A cet égard, deux précisions doivent être apportées :
- Le prélèvement prévu n’est applicable qu’aux sociétés autres que celles qui sont à prépondérance immobilière, dont le sort est prévu par l’article 244 bis A du CGI ;
- Ce prélèvement ne s’appliquerait en pratique que si la convention fiscale bilatérale prévue avec la société étrangère qui cède sa participation permet une imposition en France, ce qui est le cas de nombreuses conventions en pratique (Espagne, Italie notamment).

I. La voie ouverte pour un remboursement intégral du prélèvement supporté par les sociétés européennes.

Pour les plus-values réalisées depuis le 1er janvier 2018, le prélèvement est applicable au taux normal de l’impôt sur les sociétés lorsque le cédant est une personne morale quelle qu’en soit la forme, et n’est pas domicilié dans un Etat ou territoire non coopératif (soit entre 28 et 31% en 2020 selon les caractéristiques de la société cédante).

On sait également que les sociétés européennes peuvent, en vertu des principes de liberté d’établissement et de liberté de circulation des capitaux en vigueur au sein de l’Union Européenne, obtenir par voie de réclamation, pour les plus-values réalisées depuis le 1er janvier 2006, la restitution de la part du prélèvement qui excède l’impôt théorique sur les sociétés dont elles auraient été redevables si elles avaient été une société résidente de France.

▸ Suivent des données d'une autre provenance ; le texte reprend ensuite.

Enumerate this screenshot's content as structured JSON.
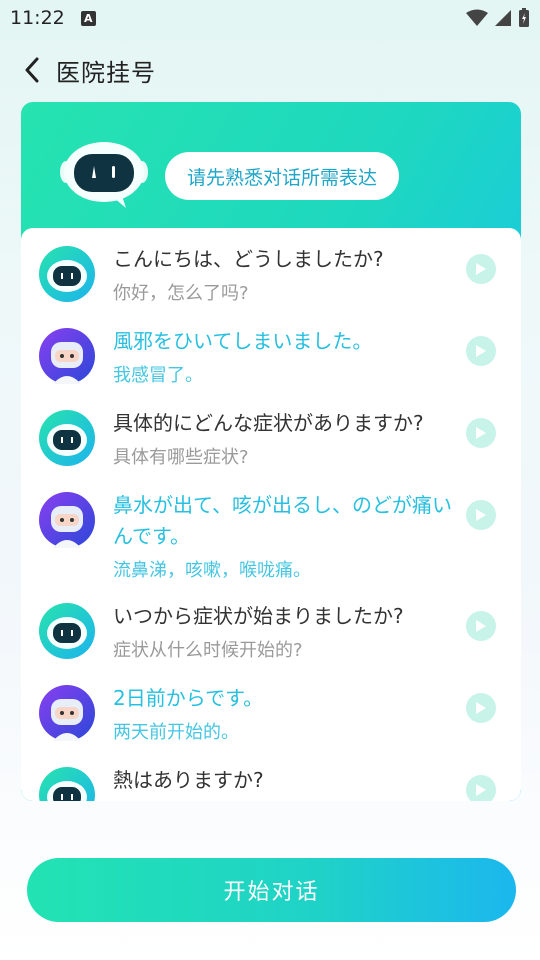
{
  "status_bar": {
    "time": "11:22",
    "notification_icon": "a-badge-icon"
  },
  "header": {
    "title": "医院挂号",
    "back_icon": "chevron-left-icon"
  },
  "hint": {
    "text": "请先熟悉对话所需表达"
  },
  "colors": {
    "accent": "#1ed7c0",
    "user_text": "#28c0e0",
    "muted": "#9a9a9a",
    "play_bg": "#c8f3e9"
  },
  "dialogue": [
    {
      "speaker": "robot",
      "jp": "こんにちは、どうしましたか?",
      "cn": "你好，怎么了吗?"
    },
    {
      "speaker": "user",
      "jp": "風邪をひいてしまいました。",
      "cn": "我感冒了。"
    },
    {
      "speaker": "robot",
      "jp": "具体的にどんな症状がありますか?",
      "cn": "具体有哪些症状?"
    },
    {
      "speaker": "user",
      "jp": "鼻水が出て、咳が出るし、のどが痛いんです。",
      "cn": "流鼻涕，咳嗽，喉咙痛。"
    },
    {
      "speaker": "robot",
      "jp": "いつから症状が始まりましたか?",
      "cn": "症状从什么时候开始的?"
    },
    {
      "speaker": "user",
      "jp": "2日前からです。",
      "cn": "两天前开始的。"
    },
    {
      "speaker": "robot",
      "jp": "熱はありますか?",
      "cn": ""
    }
  ],
  "footer": {
    "start_label": "开始对话"
  }
}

Les sociétés françaises étant imposées à l’impôt sur les sociétés pour les plus-values de cession de titres de participation sur 12% seulement de la plus-value réalisée (sous réserve de détenir 5% du capital de la société dont les titres sont cédés depuis au moins deux ans), soit un taux effectif d’impôt de près de 4%, la restitution du prélèvement pour une société européenne est donc limitée aujourd’hui à environ 27% de la plus-value réalisée (31% de prélèvement au maximum Vs. 4% d’imposition pour les sociétés françaises).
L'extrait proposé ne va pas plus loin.